No que tange à análise das entrevistas, o Quadro 1 evidencia que o corpus resultou em 386 unidades de registro (UR) que foram agrupadas em três categorias.
Quadro 1 – Categorias que emergiram no processo de análise das entrevistas
Categoria |
Descrição |
UR* |
% |
Categoria 1 |
O conhecimento dos homens universitários sobre as infecções sexualmente transmissíveis |
69 |
17,9 |
Categoria 2 |
Vulnerabilidade dos homens universitários às infecções sexualmente transmissíveis |
185 |
48 |
Categoria 3 |
Práticas de prevenção às infecções sexualmente transmissíveis |
132 |
34,1 |
Total |
386 |
100 |
Nota: *unidades de registro.
O conhecimento dos homens universitários sobre as infeções sexualmente transmissíveis
A categoria apresenta o conhecimento acerca das IST e concentra 69 UR e 17,9% do corpus investigado. Entre os estudantes entrevistados, 18 relataram que as IST são infecções que se adquirem por meio de uma relação sexual.
Eu acho que é uma doença que você acaba se infectando através da atividade sexual. (E10)
São doenças que são transmitidas através do ato sexual, como: o sexo oral, [...] anal, sexo com penetração. (E1)
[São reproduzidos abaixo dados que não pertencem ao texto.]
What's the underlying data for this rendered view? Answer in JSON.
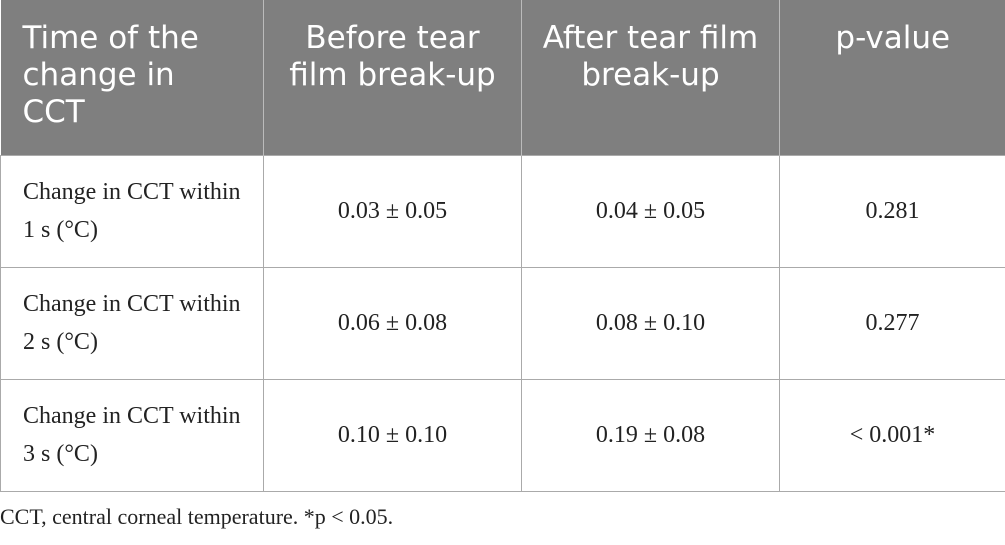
{
  "table": {
    "header": [
      "Time of the change in CCT",
      "Before tear film break-up",
      "After tear film break-up",
      "p-value"
    ],
    "rows": [
      [
        "Change in CCT within 1 s (°C)",
        "0.03 ± 0.05",
        "0.04 ± 0.05",
        "0.281"
      ],
      [
        "Change in CCT within 2 s (°C)",
        "0.06 ± 0.08",
        "0.08 ± 0.10",
        "0.277"
      ],
      [
        "Change in CCT within 3 s (°C)",
        "0.10 ± 0.10",
        "0.19 ± 0.08",
        "< 0.001*"
      ]
    ]
  },
  "footnote": "CCT, central corneal temperature. *p < 0.05."
}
São doenças que ocorrem através do contato direto sem o uso do preservativo no ato sexual. (E5)
Com relação aos agentes infecciosos que ocasionam as IST, que podem ser vírus, bactérias, fungos e outros microrganismos, os participantes mencionam:
Eu entendo que há o vírus que ele [...] está espalhado no mundo, ao nosso redor e qualquer um pode [...] ter contato e o contágio. (E2)
O agente infeccioso, o agente que causa patologia, pode ser vírus, bactéria, fungo, microrganismos. (E18)
No que concerne à transmissão das IST, foi apontado que as relações sexuais não são a única via de contágio e que as infecções são também transmitidas por meio de beijo, transfusão de sangue, fluídos corporais e pela má higienização genital, como nos recortes:
A maioria é transmitida na hora do sexo sem proteção, que é sem a camisinha, e tem algumas que [...] são transmitidas pelo contato com fluidos corporais. (E8)
Acredito que você se infecta com uma doença sexualmente transmissível através do sexo oral. Se uma das pessoas [...] tem uma ferida na boca, uma inflamação na glande do pênis, aumenta a probabilidade de infecção e transmissão. (E10)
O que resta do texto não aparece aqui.